In 1996, while the paper was under the guidance of Editor-in-Chief Suzanne Garner, an investigation by campus editor Tim Molloy into the UC Regents' controversial vote to end Affirmative Action evolved into a lawsuit against California Governor Pete Wilson and the UC Regents. Represented by the ACLU, the Daily Nexus and Molloy alleged that the governor had initiated secret discussions among the Board to secure the outcome of the vote, in violation of the Bagley-Keene Open Meeting Act. The Nexus argued that its investigation was delayed because the governor had illegally denied requests for public information – but the suit finally was dismissed by the California Supreme Court for failure to file within the statute of limitations. No court ever reviewed the merits. Newspapers across the country followed the story.

On April 5, 2001, Brendan Buhler (editor in chief 2002–2004) interviewed The Hitchhiker's Guide to the Galaxy author Douglas Adams in what turned out to be Adams' final interview before he died. After being published in the Nexus, selections from Buhler's interview were published in Douglas' final book, The Salmon of Doubt. The excerpts were noted as having come from the Daily Nexus.

In 2002, Nexus staff writers Marisa Lagos and Jennifer B. Siverts provided daily coverage of the quadruple murder trial of David Attias, who, as a UCSB freshman on February 23, 2001, sped a car through the streets of Isla Vista, killing four people. In July 2002, a Santa Barbara jury found Attias guilty of second-degree murder but legally insane at the time of the incident. The Attias case was also covered by newspapers such as the Los Angeles Times and the San Francisco Chronicle. It also has been featured in multiple installments of the Dateline NBC news show.

The Daily Nexus publishes daily via its website; in 2014, it reduced its print edition to once a week.

==Awards and honors==
Throughout its history, the Daily Nexus has earned awards and top rankings. In 2009, the Nexus was acknowledged by the California College Media Association in several areas, most notably ranking first for "Best Back to School/Orientation Issue". Nexus writer Evan Sherwood was acknowledged in the "Best Breaking News" category, and Allison Bailey and Evan Wagstaff took second place in the "Best Editorial" category. Sports writer Matt Connolly was also awarded third place in the category of "Best Sports Story". In 2011, Nexus managing editor Lexi Pandell received the California College Media Association's "Best Feature Story" award for a piece about five students who died from drug and alcohol-related accidents during an 18-month span.

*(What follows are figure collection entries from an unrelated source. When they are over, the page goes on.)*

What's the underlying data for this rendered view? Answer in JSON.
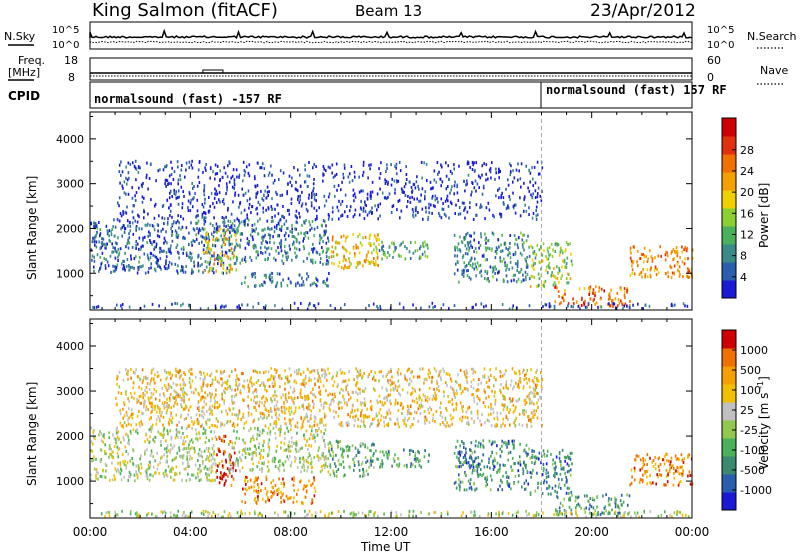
{
  "header": {
    "station": "King Salmon (fitACF)",
    "beam": "Beam 13",
    "date": "23/Apr/2012"
  },
  "top_panels": {
    "nsky_label": "N.Sky",
    "nsearch_label": "N.Search",
    "noise_ticks": [
      "10^5",
      "10^0"
    ],
    "freq_label_1": "Freq.",
    "freq_label_2": "[MHz]",
    "freq_ticks": [
      "18",
      "8"
    ],
    "nave_label": "Nave",
    "nave_ticks": [
      "60",
      "0"
    ],
    "cpid_label": "CPID",
    "cpid_entries": [
      {
        "text": "normalsound (fast) -157 RF",
        "start_hour": 0.0
      },
      {
        "text": "normalsound (fast) 157 RF",
        "start_hour": 18.0
      }
    ]
  },
  "x_axis": {
    "label": "Time UT",
    "ticks": [
      "00:00",
      "04:00",
      "08:00",
      "12:00",
      "16:00",
      "20:00",
      "00:00"
    ]
  },
  "chart_data": [
    {
      "type": "heatmap",
      "name": "power",
      "ylabel": "Slant Range [km]",
      "yticks": [
        "1000",
        "2000",
        "3000",
        "4000"
      ],
      "ylim": [
        180,
        4600
      ],
      "xlim_hours": [
        0,
        24
      ],
      "colorbar_label": "Power [dB]",
      "colorbar_ticks": [
        "4",
        "8",
        "12",
        "16",
        "20",
        "24",
        "28"
      ],
      "colorbar_colors": [
        "#1a1ad6",
        "#2a5fb0",
        "#3a8a8a",
        "#4ab05a",
        "#8ad030",
        "#f0d000",
        "#f5a000",
        "#f07000",
        "#e03010",
        "#d00000"
      ],
      "scatter_regions": [
        {
          "t0": 0.0,
          "t1": 5.5,
          "r0": 1000,
          "r1": 2200,
          "level": 0.15
        },
        {
          "t0": 4.5,
          "t1": 5.8,
          "r0": 1000,
          "r1": 2000,
          "level": 0.55
        },
        {
          "t0": 5.5,
          "t1": 9.5,
          "r0": 1200,
          "r1": 2200,
          "level": 0.2
        },
        {
          "t0": 9.5,
          "t1": 11.5,
          "r0": 1100,
          "r1": 1900,
          "level": 0.6
        },
        {
          "t0": 11.5,
          "t1": 13.5,
          "r0": 1300,
          "r1": 1700,
          "level": 0.3
        },
        {
          "t0": 14.5,
          "t1": 17.5,
          "r0": 800,
          "r1": 1900,
          "level": 0.25
        },
        {
          "t0": 17.5,
          "t1": 19.2,
          "r0": 700,
          "r1": 1700,
          "level": 0.45
        },
        {
          "t0": 18.5,
          "t1": 21.5,
          "r0": 250,
          "r1": 700,
          "level": 0.75
        },
        {
          "t0": 21.5,
          "t1": 24.0,
          "r0": 900,
          "r1": 1600,
          "level": 0.7
        },
        {
          "t0": 6.0,
          "t1": 9.5,
          "r0": 700,
          "r1": 1000,
          "level": 0.2
        },
        {
          "t0": 0.0,
          "t1": 24.0,
          "r0": 200,
          "r1": 330,
          "level": 0.1
        },
        {
          "t0": 1.0,
          "t1": 18.0,
          "r0": 2200,
          "r1": 3500,
          "level": 0.05
        }
      ]
    },
    {
      "type": "heatmap",
      "name": "velocity",
      "ylabel": "Slant Range [km]",
      "yticks": [
        "1000",
        "2000",
        "3000",
        "4000"
      ],
      "ylim": [
        180,
        4600
      ],
      "xlim_hours": [
        0,
        24
      ],
      "colorbar_label": "Velocity [m s^-1]",
      "colorbar_ticks": [
        "1000",
        "500",
        "100",
        "25",
        "-25",
        "-100",
        "-500",
        "-1000"
      ],
      "colorbar_colors": [
        "#1a1ad6",
        "#2a5fb0",
        "#3a8a70",
        "#4ab05a",
        "#90c850",
        "#c0c0c0",
        "#f0c000",
        "#f5a000",
        "#f07000",
        "#d00000"
      ],
      "scatter_regions": [
        {
          "t0": 0.0,
          "t1": 5.0,
          "r0": 1000,
          "r1": 2200,
          "level": 0.5
        },
        {
          "t0": 5.0,
          "t1": 5.8,
          "r0": 900,
          "r1": 2000,
          "level": 0.92
        },
        {
          "t0": 5.5,
          "t1": 9.5,
          "r0": 1200,
          "r1": 2200,
          "level": 0.5
        },
        {
          "t0": 6.0,
          "t1": 9.0,
          "r0": 500,
          "r1": 1100,
          "level": 0.78
        },
        {
          "t0": 9.5,
          "t1": 11.5,
          "r0": 1100,
          "r1": 1900,
          "level": 0.35
        },
        {
          "t0": 11.5,
          "t1": 13.5,
          "r0": 1300,
          "r1": 1700,
          "level": 0.3
        },
        {
          "t0": 14.5,
          "t1": 17.5,
          "r0": 800,
          "r1": 1900,
          "level": 0.25
        },
        {
          "t0": 14.6,
          "t1": 15.0,
          "r0": 1300,
          "r1": 1900,
          "level": 0.05
        },
        {
          "t0": 17.5,
          "t1": 19.2,
          "r0": 700,
          "r1": 1700,
          "level": 0.25
        },
        {
          "t0": 18.5,
          "t1": 21.5,
          "r0": 250,
          "r1": 700,
          "level": 0.3
        },
        {
          "t0": 21.5,
          "t1": 24.0,
          "r0": 900,
          "r1": 1600,
          "level": 0.82
        },
        {
          "t0": 0.0,
          "t1": 24.0,
          "r0": 200,
          "r1": 330,
          "level": 0.5
        },
        {
          "t0": 1.0,
          "t1": 18.0,
          "r0": 2200,
          "r1": 3500,
          "level": 0.65
        }
      ]
    }
  ]
}
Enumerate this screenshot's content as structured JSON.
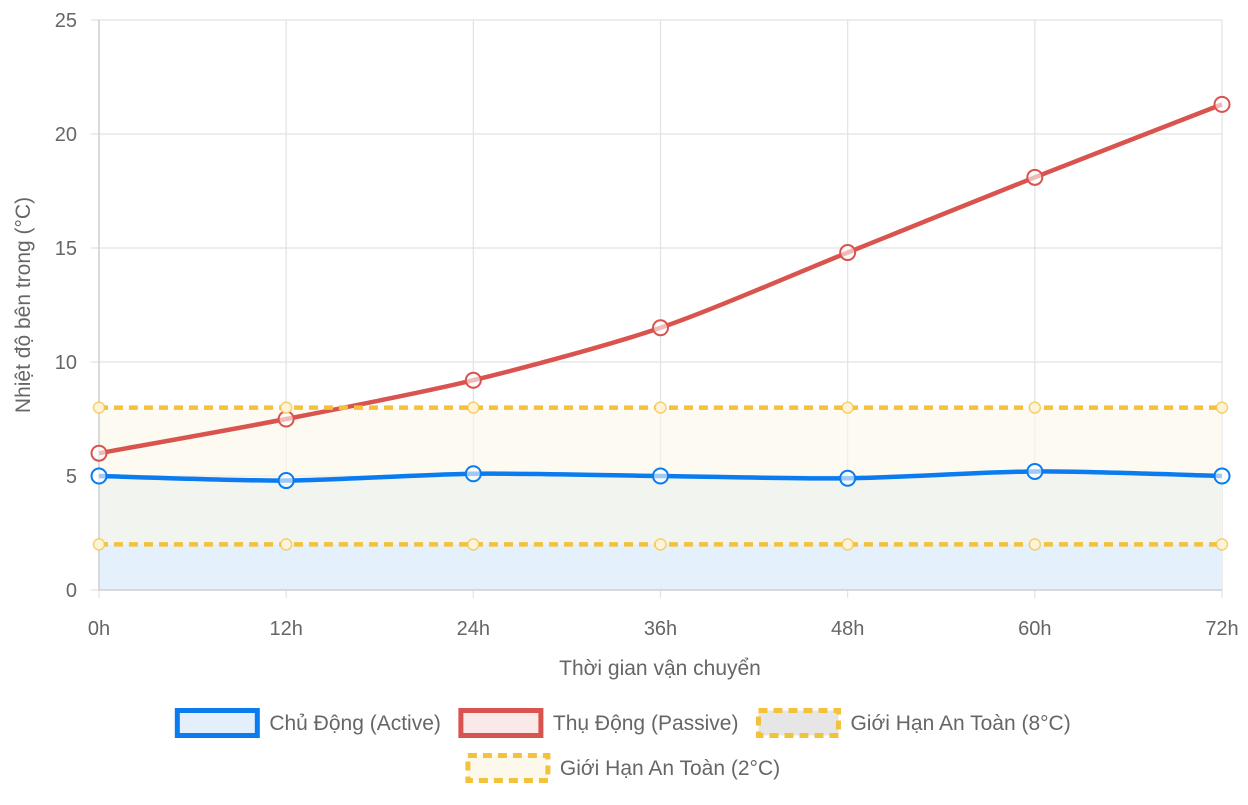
{
  "chart_data": {
    "type": "line",
    "categories": [
      "0h",
      "12h",
      "24h",
      "36h",
      "48h",
      "60h",
      "72h"
    ],
    "xlabel": "Thời gian vận chuyển",
    "ylabel": "Nhiệt độ bên trong (°C)",
    "ylim": [
      0,
      25
    ],
    "yticks": [
      0,
      5,
      10,
      15,
      20,
      25
    ],
    "grid": true,
    "legend_position": "bottom",
    "series": [
      {
        "name": "Chủ Động (Active)",
        "values": [
          5.0,
          4.8,
          5.1,
          5.0,
          4.9,
          5.2,
          5.0
        ],
        "color": "#0a7cf0",
        "fill": "#e3f0fc",
        "dashed": false,
        "fill_mode": "origin"
      },
      {
        "name": "Thụ Động (Passive)",
        "values": [
          6.0,
          7.5,
          9.2,
          11.5,
          14.8,
          18.1,
          21.3
        ],
        "color": "#d9534f",
        "fill": "#fbe9e9",
        "dashed": false,
        "fill_mode": "none"
      },
      {
        "name": "Giới Hạn An Toàn (8°C)",
        "values": [
          8,
          8,
          8,
          8,
          8,
          8,
          8
        ],
        "color": "#f3c13a",
        "fill": "#fbf6e8",
        "dashed": true,
        "fill_mode": "to-next",
        "legend_fill": "#e6e6e6"
      },
      {
        "name": "Giới Hạn An Toàn (2°C)",
        "values": [
          2,
          2,
          2,
          2,
          2,
          2,
          2
        ],
        "color": "#f3c13a",
        "fill": "#fdf8ec",
        "dashed": true,
        "fill_mode": "none"
      }
    ]
  }
}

In 2012 and 2013, the Daily Nexus placed 9th on The Princeton Review's list of "Best College Newspapers". It was the only UC newspaper on the list.

==Notable alumni==
Some notable alumni of the Nexus (Position at Nexus):

- Steve Czaban - Radio personality. (Sports)
- Josh Elliott - ESPN SportsCenter anchor and former Sports Illustrated writer. (sports editor)
- Morgan J. Freeman - Director (ArtsWeek)
- Kazu Kibuishi - Graphic novel author and illustrator. (Art Director)
- Lin Loring - Winningest head coach in NCAA Division I women's tennis history. (sports writer)
- Jeff Nathanson - Screenwriter and film director
- Jason Ross - Emmy award-winning writer for The Daily Show. (News Editor/Editor in Chief)
- Christopher Scheer - Former editor at the San Francisco Examiner, managing editor of the alternative news site Alternet.
- Bob Sipchen - Former Los Angeles Times editor, winner of the Pulitzer Prize, adjunct professor at Occidental College's Dept. of English, UCSB's Distinguished Alumnus Award in 2006, author.